Charter advocates launch salvo against Schmerelson resolution
Mike Szymanski | January 12, 2016
Charter school administrators, alumni and parents appeared today at a morning meeting of the LA Unified school to oppose a resolution that will ask the board to condemn any threat to the school system through a proliferation of charter schools.
“Resolutions like this distract us and are perpetuating harmful myths in the community,” Rachel Hazlehurst, of Camino Nuevo Charter Academy told the board, calling the resolution from board member Scott Schmerelson “divisive in nature.”
Hazlehurst and 14 other speakers were part of an effort to pushback against the motion, which was scheduled for a board vote later in the day. The measure is general in its wording but was precipitated by the recent formulation of Great Public Schools Now, an offshoot of the Eli and Edythe Broad Foundation that wants to expand the number of charter schools in LA Unified.

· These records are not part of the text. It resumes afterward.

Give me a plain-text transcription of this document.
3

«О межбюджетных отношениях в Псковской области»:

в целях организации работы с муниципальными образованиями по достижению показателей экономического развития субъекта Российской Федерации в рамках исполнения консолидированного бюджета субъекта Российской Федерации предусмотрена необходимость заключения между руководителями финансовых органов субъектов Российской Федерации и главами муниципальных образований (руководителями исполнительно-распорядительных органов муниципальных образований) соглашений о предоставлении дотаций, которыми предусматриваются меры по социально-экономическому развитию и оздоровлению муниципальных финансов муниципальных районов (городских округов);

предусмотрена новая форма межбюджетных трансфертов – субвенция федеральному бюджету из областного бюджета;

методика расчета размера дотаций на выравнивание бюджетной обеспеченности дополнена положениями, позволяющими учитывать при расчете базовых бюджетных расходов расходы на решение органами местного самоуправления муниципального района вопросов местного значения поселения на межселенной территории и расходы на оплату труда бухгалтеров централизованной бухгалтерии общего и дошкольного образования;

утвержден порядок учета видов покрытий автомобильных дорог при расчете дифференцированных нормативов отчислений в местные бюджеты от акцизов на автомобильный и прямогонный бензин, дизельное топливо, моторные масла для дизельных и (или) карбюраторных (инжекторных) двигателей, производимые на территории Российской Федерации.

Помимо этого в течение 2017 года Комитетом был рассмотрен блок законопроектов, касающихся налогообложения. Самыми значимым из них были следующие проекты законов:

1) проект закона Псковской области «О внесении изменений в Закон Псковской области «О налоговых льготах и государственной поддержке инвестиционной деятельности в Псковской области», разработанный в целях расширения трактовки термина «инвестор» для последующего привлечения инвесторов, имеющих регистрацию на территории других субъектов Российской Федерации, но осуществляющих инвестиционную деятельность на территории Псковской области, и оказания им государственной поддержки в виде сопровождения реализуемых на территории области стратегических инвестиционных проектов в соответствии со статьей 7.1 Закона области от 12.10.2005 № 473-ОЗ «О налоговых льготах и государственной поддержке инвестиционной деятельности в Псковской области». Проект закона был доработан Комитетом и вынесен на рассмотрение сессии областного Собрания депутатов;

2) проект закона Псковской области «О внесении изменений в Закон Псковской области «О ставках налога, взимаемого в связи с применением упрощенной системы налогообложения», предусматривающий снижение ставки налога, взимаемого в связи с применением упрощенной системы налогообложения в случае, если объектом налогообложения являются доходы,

Schmerelson nodded and listened intently to all the speakers. Before the meeting adjourned for a closed session, board President Steve Zimmer applauded the speakers for expressing their opinions and pointed out that their messages of urging collaboration and best-practices sharing was far more collegial that what he has heard from Great Public Schools Now.
“I hope that there is internal conversation that is happening,” Zimmer said. “The words [in the resolution] were in response to the a proposal that had very different words than the words that were said today.”
Zimmer said he found materials and websites that “perpetuate deficit thinking” about traditional schools and “present a negative picture of the schools they want to collaborate with.”
Zimmer, who has been critical of the Broad initiative but has not weighed-in on Schmerelson’s proposal, said, “We welcome conversation and visiting charter schools, and want the charter community to visit LAUSD schools as well.”
He added he wants to continue “making sure that we have ways of establishing restorative practices and end negative discipline practices at all schools” and welcomes “an honest and open conversation” about the charter school issues.
Emilio Pack, the executive director of the Math and Science College Preparatory school said he has “noticed a lot of speakers [coming to school board meetings] perpetuating some of the myths of charter schools and I feel that some of the language that is part of the Schmerelson resolution perpetuates some of those myths.”
Larry Fondation, director of community engagement for Green Dot, which has 20 schools, said his three children have graduated from LAUSD schools and his wife works at LA Unified headquarters. “We need to stress the commonalities we have, not differences,” Fondation said. “We work closely with many other schools and have large parent engagement and community involvement.”
When she was an LAUSD teacher, Abigail Nunez, now of the Alliance Tennenbaum Family Technology High, said she recalled the myths she heard about charter schools. “The reality is that charter schools are laboratories of innovation.” She said her school routinely shares resources and practices with other LAUSD schools on their shared campus.